Time is precious these days, and audiences are busy and cynical. Who has time for the two and a half hour movie? Truth be told, plenty; the surprisingly vibrant Transformers: Revenge of the Fallen, among other 2009 summer tent poles, topped its runtime out at a number usually reserved for historical epics, Stanley Kubrick movies, and long-take black and white Eastern European films heir to Miklós Jancsó. In a film festival setting, shorter is better. Subtract CGI robots and who wants to watch anything over 70 minutes? One may say “the hardcore,” but the correct response to that quip is that the hardcore would rather watch two 70 minute movies that one twice as long. Tiring of the latest Oscar-bait, white elephant, prestige film, or wanting to dabble in a festival feast without spending your entire afternoon at the movies? Than this year’s New York Film Festival is for you.
The programming mix in 2009, replete with micro-features, is indicative of the festival’s refreshingly varied lineup of young and old, long and short, gray and resplendently colored. Got little time but want to see a master at work? 100 year old Manoel de Oliveira’s Eccentricities of a Blond Haired Girl (64m) makes no allusions to a pretension outside its neat, evocative old-world fable inspired by girl-next-door love stories and the chivalric gestures that carry so much weight and meaning when courtship is following old forms. (If this lovely little film is too short for your tastes, Catherine Breillat adds 14 more minutes to Oliveria’s runtime for the remarkably similar, though far less exquisite and far more sinister childhood fable, Bluebeard.)
Those inexperienced in the lustrous restraint of Oliveira’s cinema may think the filmmaker too stodgy, though one look at the centerpiece image of Eccentricities, to be found in the review linked above, should tell all of the strange splendor of that film. For those unbelievers, the festival offers you Raya Martin, a young Filipino filmmaker so rapidly up-and-coming that New York hasn’t even had time to show any of the half-dozen films he’s made in the last couple of years until the festival added Independencia (77m) to the lineup, perhaps the youngest and certainly one of the most exciting talents the NYFF has introduced to the city. Ironically, like Olveira, Martin’s film is a pointed reference to the old, in this case the lushly artificial studio cinema of 1930s Hollywood, used to help indict and contextualize the American occupation of the Philippines.

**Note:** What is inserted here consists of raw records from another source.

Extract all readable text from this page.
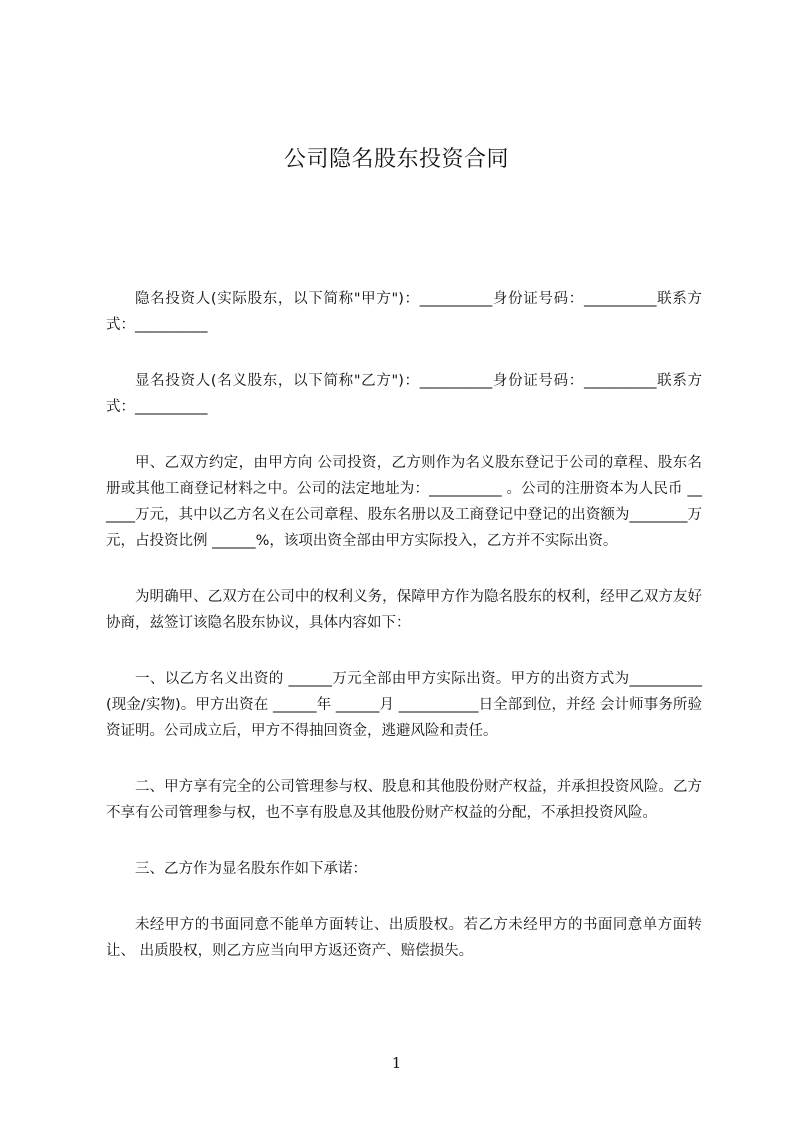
公司隐名股东投资合同

隐名投资人(实际股东，以下简称"甲方")：__________身份证号码：__________联系方式：__________

显名投资人(名义股东，以下简称"乙方")：__________身份证号码：__________联系方式：__________

甲、乙双方约定，由甲方向 公司投资，乙方则作为名义股东登记于公司的章程、股东名册或其他工商登记材料之中。公司的法定地址为：__________ 。公司的注册资本为人民币 ______万元，其中以乙方名义在公司章程、股东名册以及工商登记中登记的出资额为________万元，占投资比例 ______%，该项出资全部由甲方实际投入，乙方并不实际出资。

为明确甲、乙双方在公司中的权利义务，保障甲方作为隐名股东的权利，经甲乙双方友好协商，兹签订该隐名股东协议，具体内容如下：

一、以乙方名义出资的 ______万元全部由甲方实际出资。甲方的出资方式为__________(现金/实物)。甲方出资在 ______年 ______月 ___________日全部到位，并经 会计师事务所验资证明。公司成立后，甲方不得抽回资金，逃避风险和责任。

二、甲方享有完全的公司管理参与权、股息和其他股份财产权益，并承担投资风险。乙方不享有公司管理参与权，也不享有股息及其他股份财产权益的分配，不承担投资风险。

三、乙方作为显名股东作如下承诺：

未经甲方的书面同意不能单方面转让、出质股权。若乙方未经甲方的书面同意单方面转让、 出质股权，则乙方应当向甲方返还资产、赔偿损失。

1
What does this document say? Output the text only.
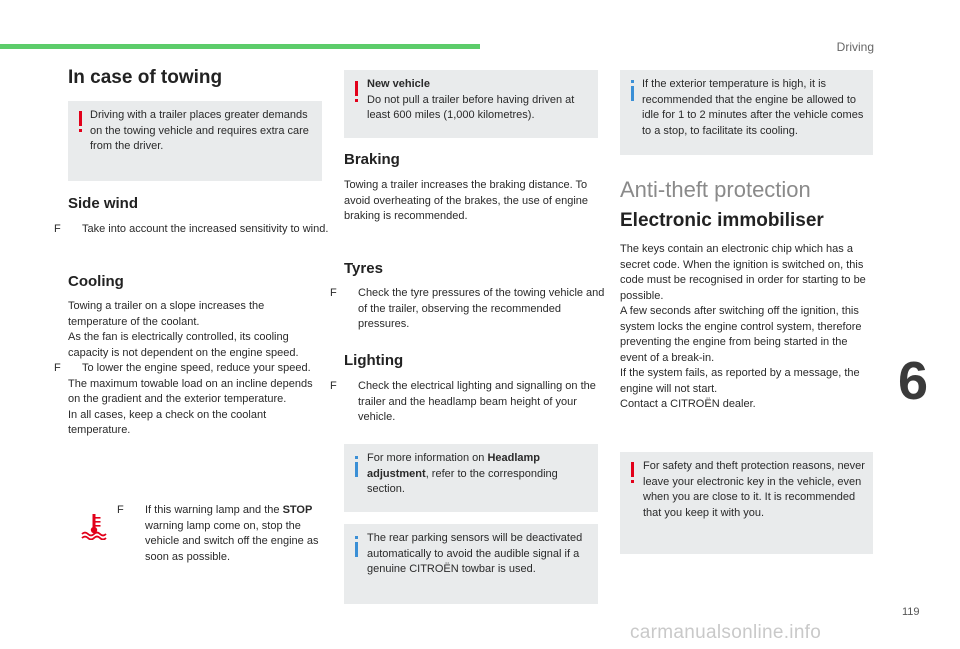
Driving
6
119
carmanualsonline.info
In case of towing
Driving with a trailer places greater demands on the towing vehicle and requires extra care from the driver.
Side wind
F Take into account the increased sensitivity to wind.
Cooling

Towing a trailer on a slope increases the temperature of the coolant.

As the fan is electrically controlled, its cooling capacity is not dependent on the engine speed.

F To lower the engine speed, reduce your speed.

The maximum towable load on an incline depends on the gradient and the exterior temperature.

In all cases, keep a check on the coolant temperature.

F If this warning lamp and the STOP warning lamp come on, stop the vehicle and switch off the engine as soon as possible.

New vehicle

Do not pull a trailer before having driven at least 600 miles (1,000 kilometres).

Braking
Towing a trailer increases the braking distance. To avoid overheating of the brakes, the use of engine braking is recommended.
Tyres
F Check the tyre pressures of the towing vehicle and of the trailer, observing the recommended pressures.
Lighting
F Check the electrical lighting and signalling on the trailer and the headlamp beam height of your vehicle.
For more information on Headlamp adjustment, refer to the corresponding section.
The rear parking sensors will be deactivated automatically to avoid the audible signal if a genuine CITROËN towbar is used.
If the exterior temperature is high, it is recommended that the engine be allowed to idle for 1 to 2 minutes after the vehicle comes to a stop, to facilitate its cooling.
Anti-theft protection
Electronic immobiliser

The keys contain an electronic chip which has a secret code. When the ignition is switched on, this code must be recognised in order for starting to be possible.

A few seconds after switching off the ignition, this system locks the engine control system, therefore preventing the engine from being started in the event of a break-in.

If the system fails, as reported by a message, the engine will not start.

Contact a CITROËN dealer.

For safety and theft protection reasons, never leave your electronic key in the vehicle, even when you are close to it. It is recommended that you keep it with you.
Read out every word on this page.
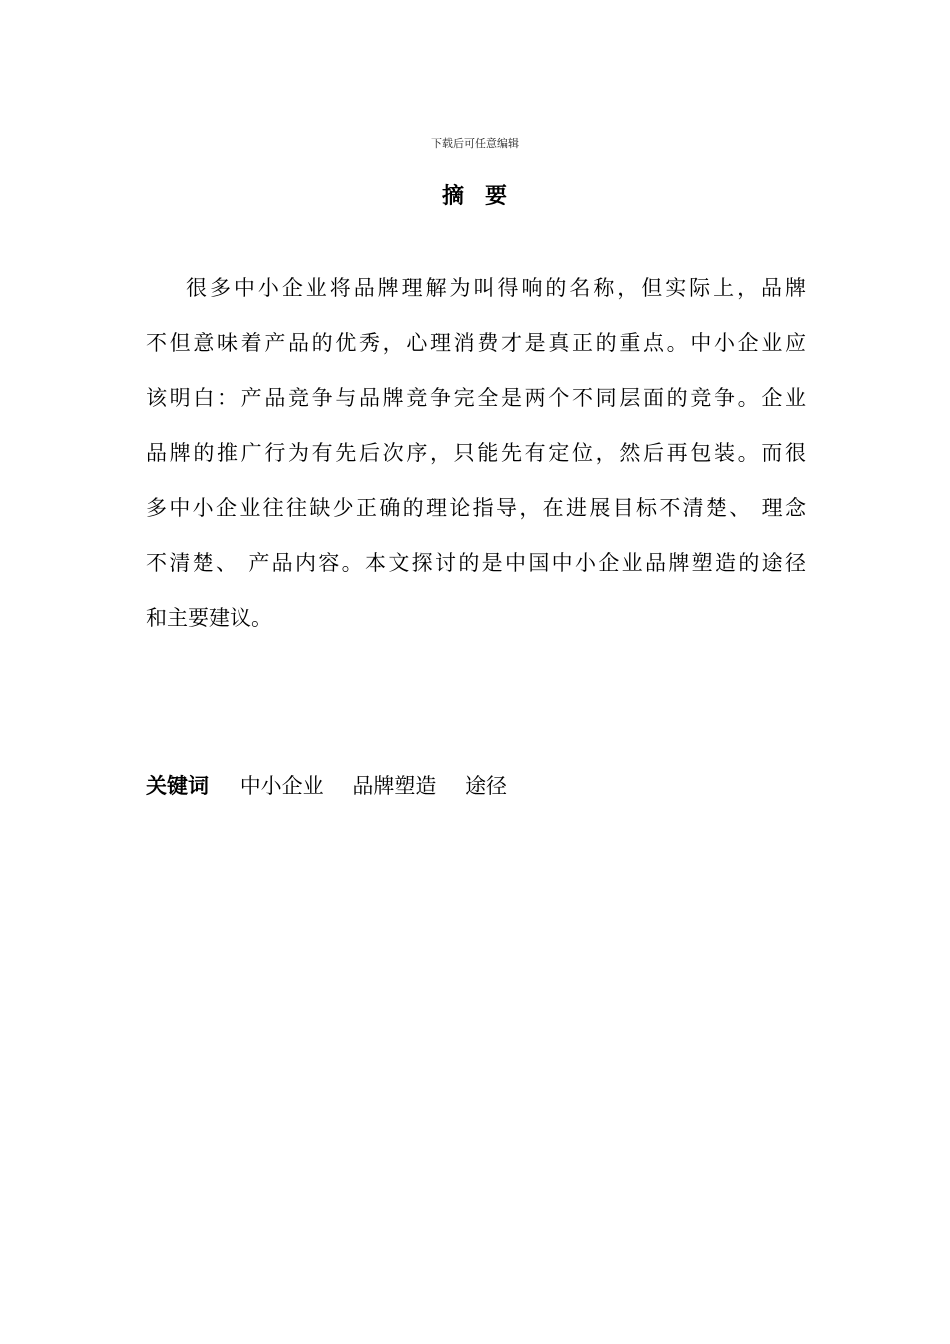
下载后可任意编辑
摘 要
很多中小企业将品牌理解为叫得响的名称，但实际上，品牌
不但意味着产品的优秀，心理消费才是真正的重点。中小企业应
该明白：产品竞争与品牌竞争完全是两个不同层面的竞争。企业
品牌的推广行为有先后次序，只能先有定位，然后再包装。而很
多中小企业往往缺少正确的理论指导，在进展目标不清楚、 理念
不清楚、 产品内容。本文探讨的是中国中小企业品牌塑造的途径
和主要建议。
关键词 中小企业 品牌塑造 途径
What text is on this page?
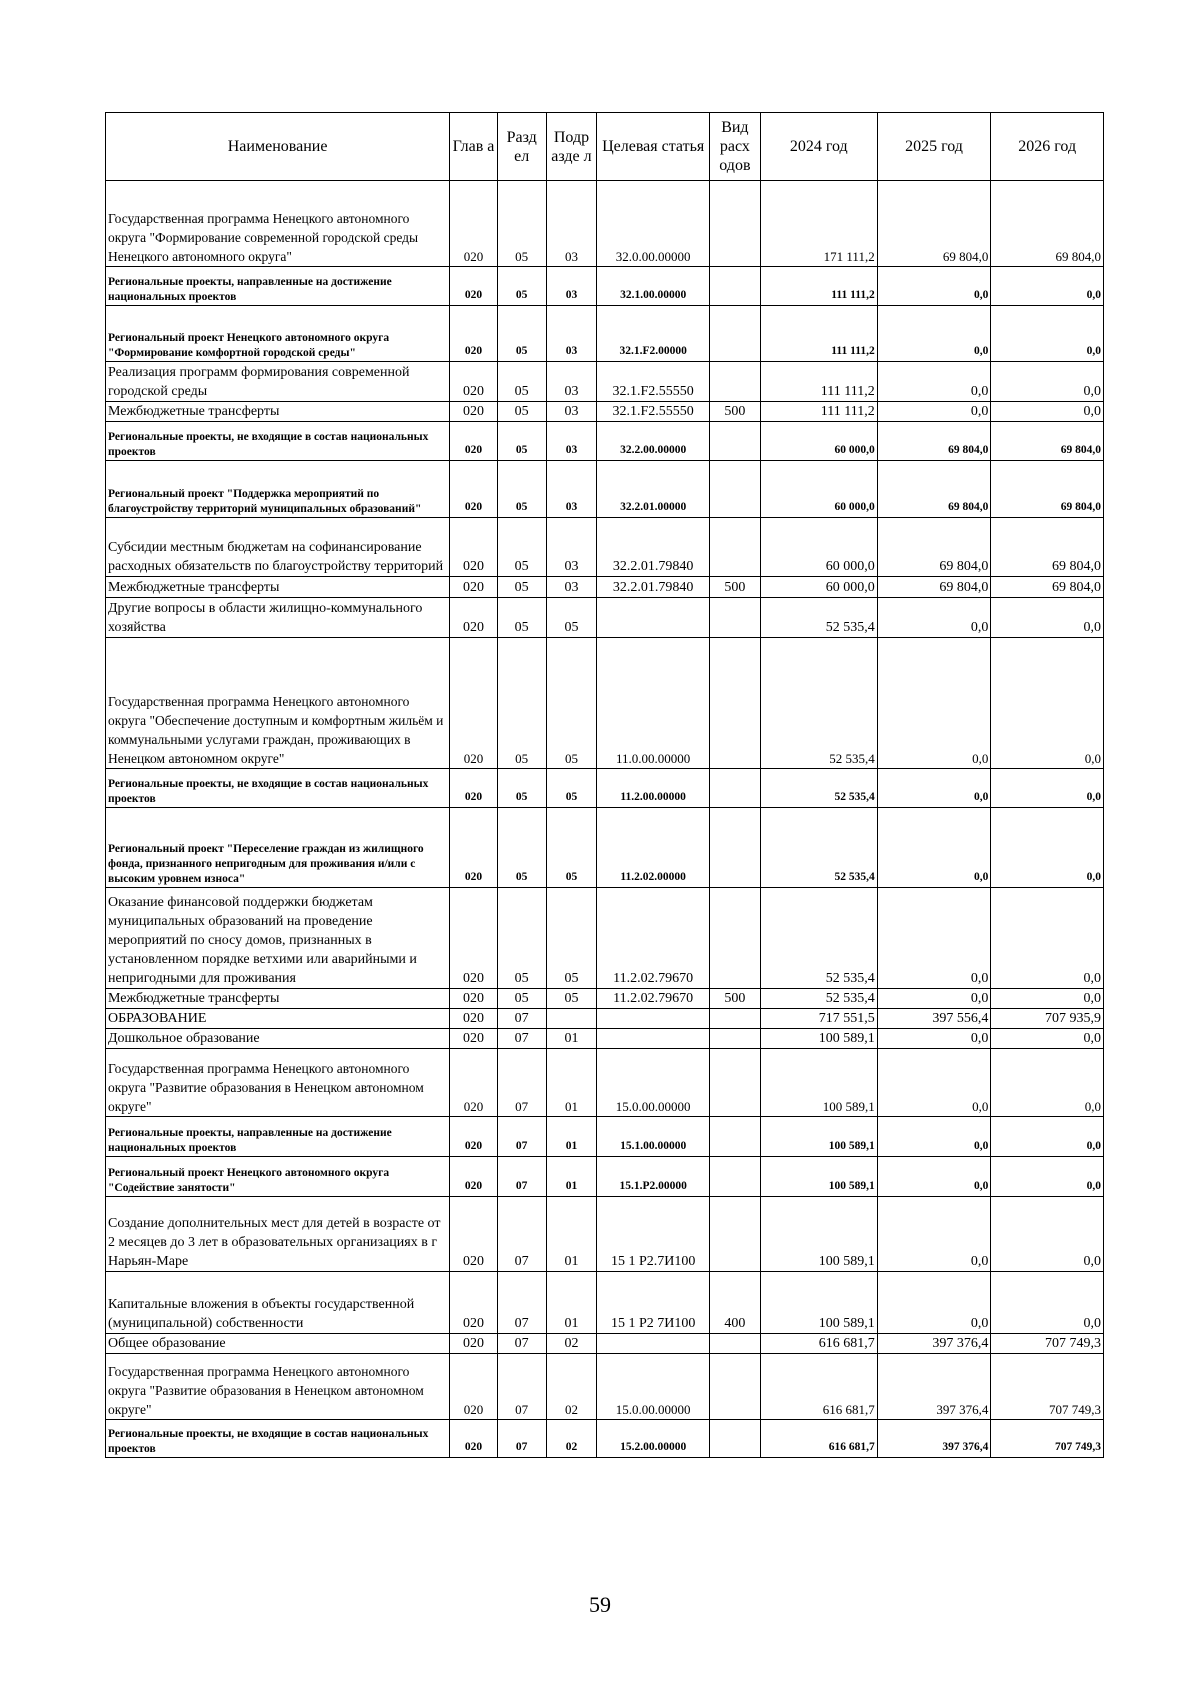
Наименование	Глав а	Разд ел	Подр азде л	Целевая статья	Вид расх одов	2024 год	2025 год	2026 год
Государственная программа Ненецкого автономного округа "Формирование современной городской среды Ненецкого автономного округа"	020	05	03	32.0.00.00000		171 111,2	69 804,0	69 804,0
Региональные проекты, направленные на достижение национальных проектов	020	05	03	32.1.00.00000		111 111,2	0,0	0,0
Региональный проект Ненецкого автономного округа "Формирование комфортной городской среды"	020	05	03	32.1.F2.00000		111 111,2	0,0	0,0
Реализация программ формирования современной городской среды	020	05	03	32.1.F2.55550		111 111,2	0,0	0,0
Межбюджетные трансферты	020	05	03	32.1.F2.55550	500	111 111,2	0,0	0,0
Региональные проекты, не входящие в состав национальных проектов	020	05	03	32.2.00.00000		60 000,0	69 804,0	69 804,0
Региональный проект "Поддержка мероприятий по благоустройству территорий муниципальных образований"	020	05	03	32.2.01.00000		60 000,0	69 804,0	69 804,0
Субсидии местным бюджетам на софинансирование расходных обязательств по благоустройству территорий	020	05	03	32.2.01.79840		60 000,0	69 804,0	69 804,0
Межбюджетные трансферты	020	05	03	32.2.01.79840	500	60 000,0	69 804,0	69 804,0
Другие вопросы в области жилищно-коммунального хозяйства	020	05	05			52 535,4	0,0	0,0
Государственная программа Ненецкого автономного округа "Обеспечение доступным и комфортным жильём и коммунальными услугами граждан, проживающих в Ненецком автономном округе"	020	05	05	11.0.00.00000		52 535,4	0,0	0,0
Региональные проекты, не входящие в состав национальных проектов	020	05	05	11.2.00.00000		52 535,4	0,0	0,0
Региональный проект "Переселение граждан из жилищного фонда, признанного непригодным для проживания и/или с высоким уровнем износа"	020	05	05	11.2.02.00000		52 535,4	0,0	0,0
Оказание финансовой поддержки бюджетам муниципальных образований на проведение мероприятий по сносу домов, признанных в установленном порядке ветхими или аварийными и непригодными для проживания	020	05	05	11.2.02.79670		52 535,4	0,0	0,0
Межбюджетные трансферты	020	05	05	11.2.02.79670	500	52 535,4	0,0	0,0
ОБРАЗОВАНИЕ	020	07				717 551,5	397 556,4	707 935,9
Дошкольное образование	020	07	01			100 589,1	0,0	0,0
Государственная программа Ненецкого автономного округа "Развитие образования в Ненецком автономном округе"	020	07	01	15.0.00.00000		100 589,1	0,0	0,0
Региональные проекты, направленные на достижение национальных проектов	020	07	01	15.1.00.00000		100 589,1	0,0	0,0
Региональный проект Ненецкого автономного округа "Содействие занятости"	020	07	01	15.1.P2.00000		100 589,1	0,0	0,0
Создание дополнительных мест для детей в возрасте от 2 месяцев до 3 лет в образовательных организациях в г Нарьян-Маре	020	07	01	15 1 Р2.7И100		100 589,1	0,0	0,0
Капитальные вложения в объекты государственной (муниципальной) собственности	020	07	01	15 1 Р2 7И100	400	100 589,1	0,0	0,0
Общее образование	020	07	02			616 681,7	397 376,4	707 749,3
Государственная программа Ненецкого автономного округа "Развитие образования в Ненецком автономном округе"	020	07	02	15.0.00.00000		616 681,7	397 376,4	707 749,3
Региональные проекты, не входящие в состав национальных проектов	020	07	02	15.2.00.00000		616 681,7	397 376,4	707 749,3
59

Though some may think that a brief runtime might mean a brevity of inspiration or a intrinsically lightweight photo play, one should applaud the courage of these filmmakers for making films in an area that is notoriously difficult to show theatrically, both in film festivals and in regular theatres, that magic spot of films that are longer than 25 minutes and shorter than 75. Mosey over to the NYFF’s always exciting but also always sidebar’d and thereby ghettoized experimental program, View from the Avant-Garde, and you’ll find filmmakers less interested in traditional distribution and more embracing of the micro-feature.
Last year Views had trains, and this year one of the best films is about an equally regimented and methodical, but no less exciting, subject: bricks! Harun Farocki’s survey of global brick laying, In Comparison (61m), ranging from African handmade to Swiss super-productions, in its seemingly minute focus and brief runtime says more about the world we live in and the extreme variety of ways we do live in it—live, work, exploit; pattern, plan, touch, use—than all of the year’s bloated globalization docs put together. New York is badly in need of a Farocki retrospective, and hopefully the Tate Modern’s upcoming exhibit (to be covered in The Notebook late this fall) will encourage the city’s theatres and institutions to mount something similar.
Also interested in the material of the world we live in is another Views film, Deborah Stratman’s O’er the Land (52m), a remarkable assembly of elemental properties—earth, fire, water, air—across America. The oblique and evocative survey connects a pointed collection of American-style land claims—from Revolutionary War re-enactors to Mexican border patrols, football games, RV lots, and gun ranges—before climaxing with a brilliant centerpiece narration of a airman’s remarkable 45-minute descent through a storm after ejecting from his plane at high altitude, all accompanied by a simple montage of darkening clouds. There’s nothing quite like seeing a film seeking an answer, a cohesion, and a thrust find something so poignant to unite its thoughts, and this brilliant airborn center questions in a more poetic and philosophic manner than the grounded footage of the land our need and attraction to the ground beneath our feet.
Talk about efficient: these five micro-features, all must-sees of the festival, total the average length of a film by Jacques Rivette. But wait! What’s this? Yes, that’s right, Jacques Rivette has not only finally made a movie under 90m, but it has been programmed in New York! (His last, Don’t Touch the Axe, was overlooked for a new Chabrol and Rohmer.) It wouldn’t be fair to discuss the film here, since at 85m Around a Small Mountain no longer qualifies as a micro-feature, but suffice to say it’s about a circus, it stars Jane Birkin, and what on earth Rivette does with such a brief run-time is anyone’s guess. After all, time is relative.
The New York Film Festival runs September 25 - October 11, 2009.